An offer from the mega rich Saudi league or MLS will surely be coming his way in the summer - he is our highest earner and is meant to be one of United's leadership group. After a stunning debut season at Old Trafford, it is alarming to witness how quickly even the basics seem to have deserted him. Is he a victim of United's implosion, or part of the cause? Alongside him, Jonny Evans looked every inch his 36 years as he was caught flat footed by Mateta to saunter through and slam in the second. It is not Evans fault - he was the only centre-back we had available and was thrown in at the eleventh hour despite failing a fitness test. United's thirteenth different centre back pairing of the season was, unsurprisingly, found wanting. 

If something ceases to function, can it be said to exist at all? Christian Eriksen is another - like Casemiro - who was signed to herald in a new era but he was upstaged by his less heralded, but supremely more mobile and progressive counterpart Adam Wharton. 

All eyes have been on United's talented youngster Mainoo, and rightfully so, but even he was overshadowed by the performance of his young compatriot. The Englishman seemed drawn to the ball like a magnet, always in the right place at exactly the right moment for Palace. He was excellent positionally and caught the eye with his combative energy and slick, between the lines passing. The obligatory gap in United's midfield became a gaping chasm as Wharton seized control of everything around him, the standout player in a midfield consisting of Mainoo and Mount. In stark contrast, none of those in Red ever seemed to be where they've needed, with time and space granted to each and every opponents in midfield, on the wings and in behind. 

Up front, Hojlund toiled admirably but again got no service and was hooked after 80 minutes of nothing. This current mess is not his fault and he should be absolved of blame. 

So where does this leave us?
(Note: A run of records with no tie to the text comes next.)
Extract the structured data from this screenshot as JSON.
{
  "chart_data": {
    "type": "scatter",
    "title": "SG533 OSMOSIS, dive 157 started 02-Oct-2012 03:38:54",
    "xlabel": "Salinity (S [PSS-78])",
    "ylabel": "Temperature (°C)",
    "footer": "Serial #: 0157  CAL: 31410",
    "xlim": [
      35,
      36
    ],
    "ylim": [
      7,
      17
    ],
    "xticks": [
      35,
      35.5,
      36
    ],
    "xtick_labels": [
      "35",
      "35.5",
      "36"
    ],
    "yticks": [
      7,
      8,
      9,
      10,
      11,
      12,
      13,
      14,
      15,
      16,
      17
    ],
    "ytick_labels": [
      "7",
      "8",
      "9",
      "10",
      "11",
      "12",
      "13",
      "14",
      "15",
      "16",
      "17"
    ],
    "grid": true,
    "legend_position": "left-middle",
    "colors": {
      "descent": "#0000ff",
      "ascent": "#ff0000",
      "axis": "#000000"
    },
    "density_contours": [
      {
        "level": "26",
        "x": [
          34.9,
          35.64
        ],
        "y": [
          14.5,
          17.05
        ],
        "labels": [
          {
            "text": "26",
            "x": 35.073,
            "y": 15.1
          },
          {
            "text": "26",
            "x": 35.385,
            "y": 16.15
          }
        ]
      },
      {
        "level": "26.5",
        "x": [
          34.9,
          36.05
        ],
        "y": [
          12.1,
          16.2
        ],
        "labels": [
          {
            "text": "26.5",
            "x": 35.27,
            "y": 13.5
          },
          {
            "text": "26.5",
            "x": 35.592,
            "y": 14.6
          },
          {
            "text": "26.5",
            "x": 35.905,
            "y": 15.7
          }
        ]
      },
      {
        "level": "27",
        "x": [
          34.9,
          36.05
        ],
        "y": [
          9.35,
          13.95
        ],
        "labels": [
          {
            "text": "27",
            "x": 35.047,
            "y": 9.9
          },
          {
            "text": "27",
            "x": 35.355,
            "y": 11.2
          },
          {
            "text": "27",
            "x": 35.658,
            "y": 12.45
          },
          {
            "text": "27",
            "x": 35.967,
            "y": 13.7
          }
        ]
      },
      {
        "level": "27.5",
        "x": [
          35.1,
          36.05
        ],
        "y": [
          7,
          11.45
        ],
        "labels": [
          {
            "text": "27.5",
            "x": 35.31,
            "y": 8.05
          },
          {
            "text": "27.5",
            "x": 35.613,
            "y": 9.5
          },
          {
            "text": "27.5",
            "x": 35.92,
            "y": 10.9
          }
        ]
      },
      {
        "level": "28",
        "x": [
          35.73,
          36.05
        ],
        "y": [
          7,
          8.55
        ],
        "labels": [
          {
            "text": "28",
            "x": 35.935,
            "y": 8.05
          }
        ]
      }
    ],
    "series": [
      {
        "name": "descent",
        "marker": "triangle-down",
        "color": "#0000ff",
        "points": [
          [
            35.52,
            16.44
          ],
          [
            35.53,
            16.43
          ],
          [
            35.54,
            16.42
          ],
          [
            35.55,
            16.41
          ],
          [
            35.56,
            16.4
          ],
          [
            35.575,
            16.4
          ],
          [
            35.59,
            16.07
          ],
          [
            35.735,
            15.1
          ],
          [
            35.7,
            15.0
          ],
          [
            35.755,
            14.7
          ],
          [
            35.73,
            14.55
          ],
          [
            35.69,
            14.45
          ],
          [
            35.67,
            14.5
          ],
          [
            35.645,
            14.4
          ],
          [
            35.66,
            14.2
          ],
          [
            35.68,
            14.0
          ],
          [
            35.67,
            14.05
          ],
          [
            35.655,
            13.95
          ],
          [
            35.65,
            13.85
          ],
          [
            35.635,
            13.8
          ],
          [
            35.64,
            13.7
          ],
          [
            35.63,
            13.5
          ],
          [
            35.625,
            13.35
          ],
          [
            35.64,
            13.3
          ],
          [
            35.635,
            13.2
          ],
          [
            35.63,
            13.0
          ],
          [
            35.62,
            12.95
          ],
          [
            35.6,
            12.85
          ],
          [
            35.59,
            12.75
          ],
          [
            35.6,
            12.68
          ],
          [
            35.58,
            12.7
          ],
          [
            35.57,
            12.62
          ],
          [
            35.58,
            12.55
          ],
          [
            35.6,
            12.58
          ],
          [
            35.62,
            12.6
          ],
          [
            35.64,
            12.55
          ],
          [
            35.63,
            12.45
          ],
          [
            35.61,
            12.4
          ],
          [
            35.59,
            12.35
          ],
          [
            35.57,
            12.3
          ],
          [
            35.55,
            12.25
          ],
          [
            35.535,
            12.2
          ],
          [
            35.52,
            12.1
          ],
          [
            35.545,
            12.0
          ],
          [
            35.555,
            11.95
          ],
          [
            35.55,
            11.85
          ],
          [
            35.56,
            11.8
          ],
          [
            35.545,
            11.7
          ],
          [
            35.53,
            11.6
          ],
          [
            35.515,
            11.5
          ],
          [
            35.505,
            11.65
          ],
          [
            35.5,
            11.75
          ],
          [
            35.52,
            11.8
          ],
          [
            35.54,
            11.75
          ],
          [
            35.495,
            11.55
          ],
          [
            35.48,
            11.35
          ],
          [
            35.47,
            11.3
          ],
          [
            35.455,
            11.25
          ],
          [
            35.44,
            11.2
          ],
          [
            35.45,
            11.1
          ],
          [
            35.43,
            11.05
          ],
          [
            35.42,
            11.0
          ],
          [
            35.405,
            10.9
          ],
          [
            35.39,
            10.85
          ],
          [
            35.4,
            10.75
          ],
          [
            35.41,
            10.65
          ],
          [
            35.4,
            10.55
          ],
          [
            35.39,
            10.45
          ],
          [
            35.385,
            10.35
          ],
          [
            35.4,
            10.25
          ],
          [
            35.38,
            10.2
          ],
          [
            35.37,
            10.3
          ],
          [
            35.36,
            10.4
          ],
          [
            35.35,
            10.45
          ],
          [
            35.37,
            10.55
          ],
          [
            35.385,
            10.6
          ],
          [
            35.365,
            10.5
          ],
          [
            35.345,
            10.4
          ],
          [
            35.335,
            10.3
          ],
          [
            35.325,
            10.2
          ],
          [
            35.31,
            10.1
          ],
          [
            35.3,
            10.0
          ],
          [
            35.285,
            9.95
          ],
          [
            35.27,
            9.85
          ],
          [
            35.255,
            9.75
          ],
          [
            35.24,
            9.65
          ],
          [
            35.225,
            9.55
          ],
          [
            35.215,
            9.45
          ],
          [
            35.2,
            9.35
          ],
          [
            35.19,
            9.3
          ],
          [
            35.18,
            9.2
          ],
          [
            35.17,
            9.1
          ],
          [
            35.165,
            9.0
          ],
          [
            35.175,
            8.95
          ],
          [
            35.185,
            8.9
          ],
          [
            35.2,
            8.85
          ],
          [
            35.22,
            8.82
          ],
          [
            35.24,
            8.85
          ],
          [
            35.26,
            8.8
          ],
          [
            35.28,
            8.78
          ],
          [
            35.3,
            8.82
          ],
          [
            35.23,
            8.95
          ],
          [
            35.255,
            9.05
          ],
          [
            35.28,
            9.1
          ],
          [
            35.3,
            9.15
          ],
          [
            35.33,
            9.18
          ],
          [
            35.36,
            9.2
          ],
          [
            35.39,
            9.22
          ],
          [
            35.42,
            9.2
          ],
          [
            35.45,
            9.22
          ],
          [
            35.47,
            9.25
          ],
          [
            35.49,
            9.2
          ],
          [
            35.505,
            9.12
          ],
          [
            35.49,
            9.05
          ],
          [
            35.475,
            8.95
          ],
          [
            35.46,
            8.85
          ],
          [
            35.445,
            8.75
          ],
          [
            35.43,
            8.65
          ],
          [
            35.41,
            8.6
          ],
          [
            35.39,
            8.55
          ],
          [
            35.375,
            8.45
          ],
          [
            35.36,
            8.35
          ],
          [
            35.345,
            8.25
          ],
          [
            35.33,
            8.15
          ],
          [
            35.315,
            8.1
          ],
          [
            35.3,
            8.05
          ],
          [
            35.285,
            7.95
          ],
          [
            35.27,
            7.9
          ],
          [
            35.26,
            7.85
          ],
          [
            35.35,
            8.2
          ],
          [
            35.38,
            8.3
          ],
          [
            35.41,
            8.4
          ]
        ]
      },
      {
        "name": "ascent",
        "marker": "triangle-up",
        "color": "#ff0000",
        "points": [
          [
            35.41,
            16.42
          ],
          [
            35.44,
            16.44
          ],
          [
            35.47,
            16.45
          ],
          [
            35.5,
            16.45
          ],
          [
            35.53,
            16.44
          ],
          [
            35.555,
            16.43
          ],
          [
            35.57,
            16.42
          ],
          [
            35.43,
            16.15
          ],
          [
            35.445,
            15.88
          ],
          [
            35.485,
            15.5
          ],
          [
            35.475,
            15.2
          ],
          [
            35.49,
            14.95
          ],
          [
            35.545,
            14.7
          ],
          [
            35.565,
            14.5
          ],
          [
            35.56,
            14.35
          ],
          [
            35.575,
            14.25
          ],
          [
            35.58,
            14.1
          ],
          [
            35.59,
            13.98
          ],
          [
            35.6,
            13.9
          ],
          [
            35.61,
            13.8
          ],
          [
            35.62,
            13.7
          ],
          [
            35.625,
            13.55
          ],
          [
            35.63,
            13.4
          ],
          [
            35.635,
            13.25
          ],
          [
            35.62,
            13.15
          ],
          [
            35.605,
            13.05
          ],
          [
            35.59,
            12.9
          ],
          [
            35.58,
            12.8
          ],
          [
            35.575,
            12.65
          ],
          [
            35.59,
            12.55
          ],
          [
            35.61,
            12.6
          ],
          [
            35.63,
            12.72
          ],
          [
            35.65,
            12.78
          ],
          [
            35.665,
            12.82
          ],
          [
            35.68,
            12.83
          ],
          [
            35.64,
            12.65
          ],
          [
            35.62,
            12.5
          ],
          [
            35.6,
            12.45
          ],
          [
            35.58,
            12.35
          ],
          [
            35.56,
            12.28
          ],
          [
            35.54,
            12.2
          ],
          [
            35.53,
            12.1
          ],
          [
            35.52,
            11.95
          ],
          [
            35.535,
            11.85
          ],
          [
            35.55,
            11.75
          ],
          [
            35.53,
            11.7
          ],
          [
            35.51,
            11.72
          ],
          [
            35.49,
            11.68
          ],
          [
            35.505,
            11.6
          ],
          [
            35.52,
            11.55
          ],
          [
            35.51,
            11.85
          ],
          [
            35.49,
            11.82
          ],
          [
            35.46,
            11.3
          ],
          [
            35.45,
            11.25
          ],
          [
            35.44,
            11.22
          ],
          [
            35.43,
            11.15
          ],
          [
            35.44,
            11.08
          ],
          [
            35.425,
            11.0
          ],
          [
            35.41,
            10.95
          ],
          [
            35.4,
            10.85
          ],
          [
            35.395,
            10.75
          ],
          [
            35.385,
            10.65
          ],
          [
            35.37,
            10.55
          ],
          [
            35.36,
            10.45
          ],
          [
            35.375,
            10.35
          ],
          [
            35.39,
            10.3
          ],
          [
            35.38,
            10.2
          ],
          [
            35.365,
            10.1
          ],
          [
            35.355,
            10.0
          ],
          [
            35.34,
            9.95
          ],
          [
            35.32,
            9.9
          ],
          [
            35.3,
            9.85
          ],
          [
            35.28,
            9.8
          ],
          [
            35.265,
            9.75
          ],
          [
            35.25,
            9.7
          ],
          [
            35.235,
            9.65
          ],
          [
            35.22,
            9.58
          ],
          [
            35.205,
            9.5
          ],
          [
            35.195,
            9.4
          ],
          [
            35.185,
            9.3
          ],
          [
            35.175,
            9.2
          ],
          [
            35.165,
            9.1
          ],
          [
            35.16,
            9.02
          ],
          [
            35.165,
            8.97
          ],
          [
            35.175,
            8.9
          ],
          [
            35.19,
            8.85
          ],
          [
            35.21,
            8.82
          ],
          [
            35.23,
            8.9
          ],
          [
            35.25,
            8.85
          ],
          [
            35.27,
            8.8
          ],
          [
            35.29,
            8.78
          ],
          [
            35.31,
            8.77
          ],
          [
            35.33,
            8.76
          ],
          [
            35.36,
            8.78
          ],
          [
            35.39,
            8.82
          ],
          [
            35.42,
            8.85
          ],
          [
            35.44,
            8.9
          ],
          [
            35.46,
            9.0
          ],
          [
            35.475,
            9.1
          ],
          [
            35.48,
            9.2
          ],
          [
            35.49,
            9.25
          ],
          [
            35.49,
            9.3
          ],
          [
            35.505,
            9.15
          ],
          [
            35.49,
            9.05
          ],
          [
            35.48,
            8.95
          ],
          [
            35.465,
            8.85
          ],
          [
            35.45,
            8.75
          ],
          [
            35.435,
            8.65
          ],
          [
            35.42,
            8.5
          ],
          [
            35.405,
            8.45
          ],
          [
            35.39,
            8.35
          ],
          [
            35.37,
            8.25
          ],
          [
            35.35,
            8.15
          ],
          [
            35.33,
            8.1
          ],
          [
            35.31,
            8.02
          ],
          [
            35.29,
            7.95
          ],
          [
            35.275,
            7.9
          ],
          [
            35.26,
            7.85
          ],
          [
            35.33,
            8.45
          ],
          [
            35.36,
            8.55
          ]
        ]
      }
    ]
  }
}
Are we going to sack ten Hag and simply restart the same rinse and repeat cycle? Or do we put this down as a freakishly bad one off and build again with the Dutchman next season? A new manager doesn't make these players any better. A new manager doesn't de-age Casemiro or make Eriksen mark properly. If we do decide to part ways, most of the squad need to go with him. I would only definitely keep Garnacho, Hojlund, Mainoo and - dependent on fitness - Martinez. The rest I would not be against moving on. When are we going to stop pinning all the blame on our manager and look for the players to take responsibility. There is no doubt ten Hag is a good manager. He overachieved in his first season at United and has not suddenly lost his mojo overnight. He is just at a club where no manager can succeed. 
It is a mystery how you can go from that brilliant, exciting young Ajax side which took Europe by storm, to this. A side which is everything and nothing. If he does indeed go to recently deposed German champions Bayern Munich, I've no doubt he will do well there. 
Each time United have opted for a change in the Old Trafford hotseat, there has been a clear front runner to be the successor. This time, Thomas Tuchel is probably the best of a bad bunch but there's no one as a very obvious upgrade on ten Hag. 

As INEOS approach their first summer in control of all football operations, the job facing them - and United - is one akin to climbing Everest in slippers. For the first time in almost 20 years, I have confidence the men in the corridors of power at Old Trafford will get this right. 
Two years on from United's battering at Brighton, nothing, on the pitch at least, has changed.